Robert Cozzolino (Author)
Robert Cozzolino is a Minneapolis-based independent curator, art historian, and critic who approaches curation collaboratively, in partnership with artists, colleagues, and broad communities. “Starting where you are” is critical to his practice—knowing the immediate context and deeper history of the place in which he works. Dr. Cozzolino is drawn to artists who express the full range of human experience, especially those who aspire to visually express the intangible. Although he has worked on topics from the nineteenth and twentieth centuries, he often collaborates with contemporary artists in examining history. He considers himself a curator of fluid time, not bound by the labels and bins imposed on the field. Among his over forty exhibitions are Supernatural America: The Paranormal in American Art (2021–22), World War I and American Art (2016–17), Peter Blume: Nature and Metamorphosis (2014–15), David Lynch: The Unified Field (2014), and With Friends: Six Magic Realists, 1940–1965 (2005).

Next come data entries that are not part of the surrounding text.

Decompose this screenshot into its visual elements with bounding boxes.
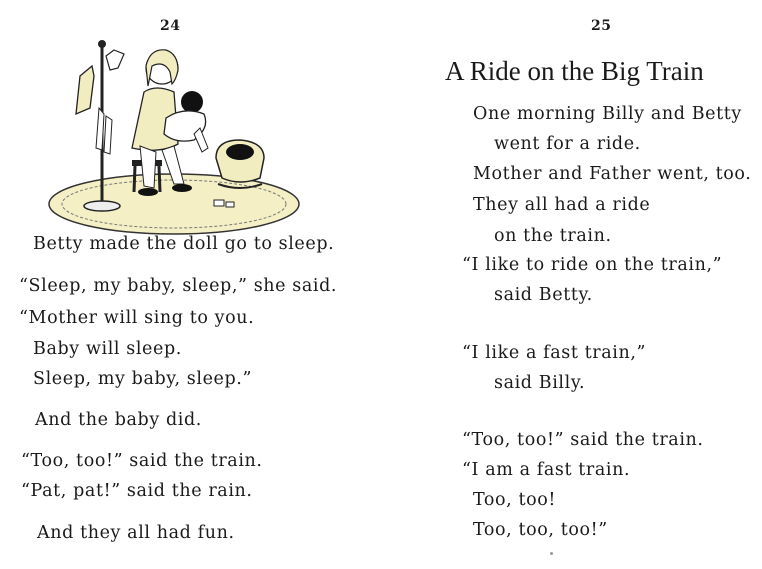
girl-rocking-doll-illustration — [44, 36, 304, 236]
text-line: “Mother will sing to you. — [19, 308, 255, 328]
right-page — [381, 0, 762, 569]
text-line: on the train. — [494, 226, 612, 246]
text-line: One morning Billy and Betty — [473, 104, 742, 124]
text-line: Too, too, too!” — [473, 520, 608, 540]
text-line: “I like to ride on the train,” — [462, 255, 723, 275]
page-number: 24 — [160, 18, 181, 34]
text-line: Betty made the doll go to sleep. — [33, 234, 335, 254]
text-line: said Betty. — [494, 285, 593, 305]
doll-head — [181, 91, 203, 113]
hanging-coat — [76, 66, 94, 114]
text-line: Too, too! — [473, 490, 557, 510]
text-line: “I am a fast train. — [462, 460, 631, 480]
text-line: Baby will sleep. — [33, 339, 182, 359]
text-line: “Pat, pat!” said the rain. — [21, 481, 253, 501]
text-line: “Too, too!” said the train. — [21, 451, 263, 471]
text-line: And they all had fun. — [37, 523, 235, 543]
text-line: They all had a ride — [473, 195, 651, 215]
text-line: And the baby did. — [35, 410, 202, 430]
text-line: said Billy. — [494, 373, 586, 393]
text-line: Sleep, my baby, sleep.” — [33, 369, 252, 389]
text-line: Mother and Father went, too. — [473, 164, 752, 184]
page-number: 25 — [591, 18, 612, 34]
text-line: “I like a fast train,” — [462, 343, 647, 363]
text-line: “Sleep, my baby, sleep,” she said. — [19, 276, 338, 296]
story-title: A Ride on the Big Train — [445, 56, 704, 86]
page-speck — [550, 552, 553, 555]
text-line: went for a ride. — [494, 134, 641, 154]
text-line: “Too, too!” said the train. — [462, 430, 704, 450]
coat-stand-base — [84, 201, 120, 211]
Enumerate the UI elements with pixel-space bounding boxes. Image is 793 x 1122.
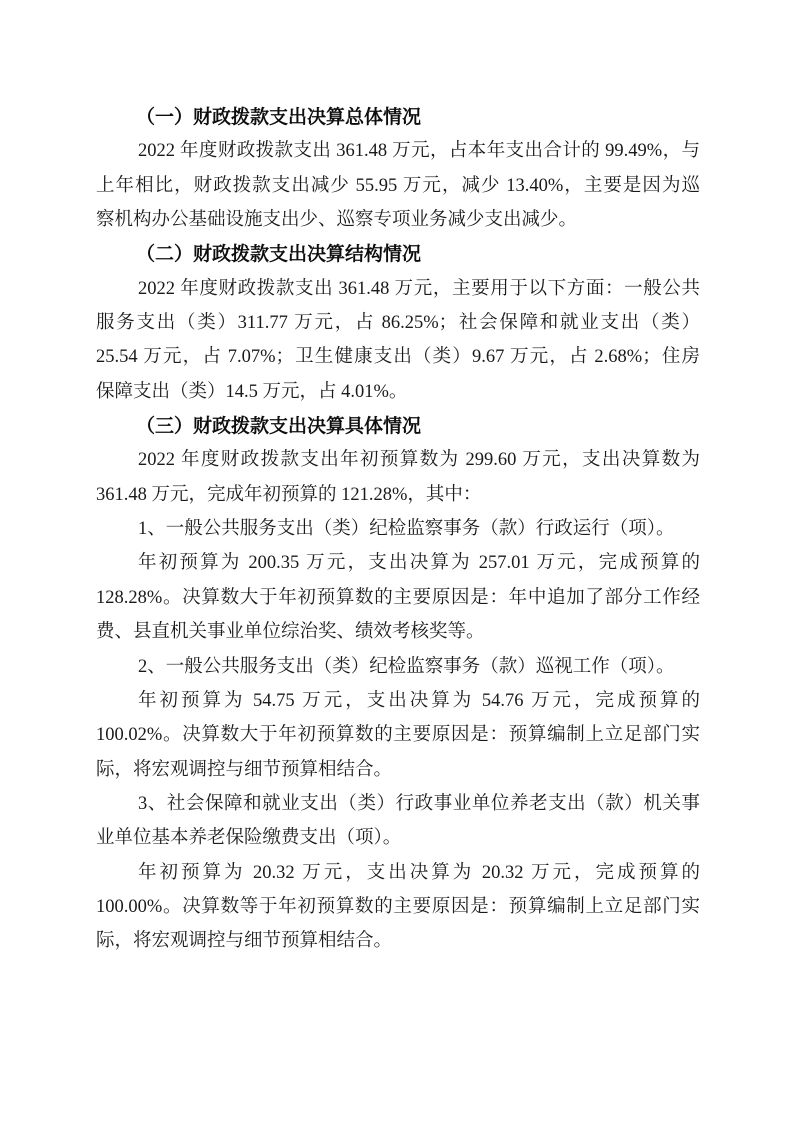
text-line: 上年相比，财政拨款支出减少 55.95 万元，减少 13.40%，主要是因为巡 — [96, 175, 700, 196]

William R. Valerio (Author)
William R. Valerio is the Patricia Van Burgh Allison Director and CEO of Woodmere in Philadelphia. Over the last fifteen years, he has led a transformative revitalization of the institution’s community engagement, collections, financial health, and cultural relevance. As the lead visionary behind the museum’s exhibitions, he has deepened the scholarship and celebration of the art and artists of Philadelphia, through such major exhibitions as A Grand Vision: Violet Oakley and the American Renaissance (2017), We Speak: Black Artists in Philadelphia, 1920s-1970s (2015), and Schofield: International Impressionist (2014). Valerio holds a PhD in art history from Yale, an MBA from Wharton, an MA in art history from the University of Pennsylvania, and a BA cum laude from Williams College.
Robert E. Kohler (Author)
Robert E. Kohler trained as a chemist, but has long been informally devoted to books and creative literature. A happy accident in midlife led him to unite these separate threads in history of science and environmental history, fields he pursued as a scholar and teacher at the University of Pennsylvania from 1973 to his retirement in 2006. His passion for collecting contemporary art, which he shared with his wife Frances, began as a secondary pursuit but developed into a mid- to late-life vocation and primary life’s work. Frances was another creative shapeshifter: educated in classics and comparative literature, she discovered a gift and calling in history of science, as managing editor of the premier journal in the couple’s shared field.